Use of cellular text messaging (SMS / MMS / RCS) for communication of ePHI is discouraged. Mobile devices and text communications are always subject to risks: devices can be lost or stolen, and text messages can be sent to the wrong phone number or person. Use alternate, and more secure, forms of communication whenever possible.
In some situations, cellular text communications may be preferred by research participants. Before using text messages to communicate ePHI, you must ensure that your use of mobile devices and content meet the guidelines contained in this appendix.
This policy strictly covers the use of cellular text message using the SMS, MMS, and RCS protocols. Other use of cellular messaging including images, movies and all other non-text forms of messaging or the use of other protocols are prohibited for use with ePHI. The use of all other mobile device message applications like iMessage, Facebook Messenger, WeChat, Hangouts, WhatsApp, etc. are prohibited for use with ePHI.
Cellular text messaging is an insecure method of communication and must only be used when the research participant has given written consent by signing the University’s Consent Form. In addition, the guidelines below must be followed:
- Written consent is obtained prior to any text messaging with the research participant.
- The consent is in a format that is accessible to the research participant.
- Alternate secure methods are presented to the research participant. Phone, postal mail and UMN secure email are considered secure.
Restrict ePHI Sent and Received
Always limit ePHI to the minimum necessary and consider the privacy of research participants when developing message contents.
- Avoid sending private University data in messages.
- Avoid sending specific health information or diagnoses.
- Whenever possible, restrict message content to non-health information.
- Do not save names or other identifiable data within mobile device contacts.
- Remove any received messages once acted upon. Prioritize acting upon and removing messages that contain ePHI.
Mobile devices used for contact with research participants must be owned by the University, used solely for University business, kept updated throughout the communication period, and managed according to all applicable University policies.
- Only University owned mobile devices may be used. Use of the mobile device for anything other than University business is prohibited.

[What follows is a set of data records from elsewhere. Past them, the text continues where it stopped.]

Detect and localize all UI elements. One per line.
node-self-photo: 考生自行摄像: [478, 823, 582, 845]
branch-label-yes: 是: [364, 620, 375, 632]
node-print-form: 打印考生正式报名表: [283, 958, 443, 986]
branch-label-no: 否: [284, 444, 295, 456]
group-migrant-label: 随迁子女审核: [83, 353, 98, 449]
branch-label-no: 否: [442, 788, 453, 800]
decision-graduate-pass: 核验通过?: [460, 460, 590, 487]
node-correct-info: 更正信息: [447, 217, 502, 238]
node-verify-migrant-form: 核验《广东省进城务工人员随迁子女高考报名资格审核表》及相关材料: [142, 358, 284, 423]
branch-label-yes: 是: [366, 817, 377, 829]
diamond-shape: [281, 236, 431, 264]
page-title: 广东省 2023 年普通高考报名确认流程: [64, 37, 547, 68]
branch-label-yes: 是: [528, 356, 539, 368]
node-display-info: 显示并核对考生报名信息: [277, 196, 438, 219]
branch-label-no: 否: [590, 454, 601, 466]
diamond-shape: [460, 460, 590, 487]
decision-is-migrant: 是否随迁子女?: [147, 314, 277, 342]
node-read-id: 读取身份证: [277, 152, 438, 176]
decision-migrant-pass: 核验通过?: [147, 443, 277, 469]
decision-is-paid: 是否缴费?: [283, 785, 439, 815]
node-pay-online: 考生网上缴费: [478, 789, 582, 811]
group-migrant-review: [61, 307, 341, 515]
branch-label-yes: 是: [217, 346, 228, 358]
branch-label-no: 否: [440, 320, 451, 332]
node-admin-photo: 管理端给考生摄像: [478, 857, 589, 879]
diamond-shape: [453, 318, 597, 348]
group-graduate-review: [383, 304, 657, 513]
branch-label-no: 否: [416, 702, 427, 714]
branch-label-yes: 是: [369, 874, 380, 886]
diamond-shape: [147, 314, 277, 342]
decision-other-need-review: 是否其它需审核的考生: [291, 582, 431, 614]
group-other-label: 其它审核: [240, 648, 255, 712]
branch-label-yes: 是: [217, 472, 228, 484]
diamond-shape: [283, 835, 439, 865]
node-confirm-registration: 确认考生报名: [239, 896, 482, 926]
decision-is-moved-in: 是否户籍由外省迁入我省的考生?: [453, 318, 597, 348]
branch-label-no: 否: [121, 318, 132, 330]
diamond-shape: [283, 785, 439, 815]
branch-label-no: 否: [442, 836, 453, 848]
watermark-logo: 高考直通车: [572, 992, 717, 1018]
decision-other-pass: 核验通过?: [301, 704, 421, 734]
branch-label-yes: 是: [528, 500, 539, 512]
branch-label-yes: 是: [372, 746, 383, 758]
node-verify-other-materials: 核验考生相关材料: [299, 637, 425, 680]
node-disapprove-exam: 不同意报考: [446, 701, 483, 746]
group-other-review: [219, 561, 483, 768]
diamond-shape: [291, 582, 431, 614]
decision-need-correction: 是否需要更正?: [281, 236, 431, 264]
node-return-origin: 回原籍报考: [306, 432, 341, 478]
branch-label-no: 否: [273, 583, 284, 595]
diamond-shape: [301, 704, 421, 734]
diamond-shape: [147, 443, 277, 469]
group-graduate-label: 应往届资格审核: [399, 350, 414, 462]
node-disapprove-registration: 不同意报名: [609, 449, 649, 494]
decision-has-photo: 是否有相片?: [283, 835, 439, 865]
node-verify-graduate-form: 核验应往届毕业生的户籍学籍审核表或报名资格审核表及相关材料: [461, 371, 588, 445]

- The mobile device must be fully managed and supported by the University’s Health Sciences Technology (HST) group and meet all requirements of HST.
- Utilize large, well known cellular carriers.
- Devices must be factory reset / wiped at the beginning and end of the usage period.
- Lost or stolen devices must be reported to the University according to Administrative Procedure: Report Information Security Incidents.
- New devices must be purchased through HST.
Device Handling Documentation
The unit must document the handling of the mobile devices. This documentation must include:
- Procurement of the device.
- Management of the device by HST.
- Interval that messages on the device are cleared.
- Inventory and tracking.
- Factory reset upon study completion, device repurposing, or device retirement.
- Reporting of lost or stolen devices.
- Remote wiping.
The unit must document the process for communication with research participants. This includes but not limited to:
- Obtaining consent.
- Type and content of messages to send.
- Periodic deletion of sent messages on mobile device.
- Method for recipients to stop receiving messages.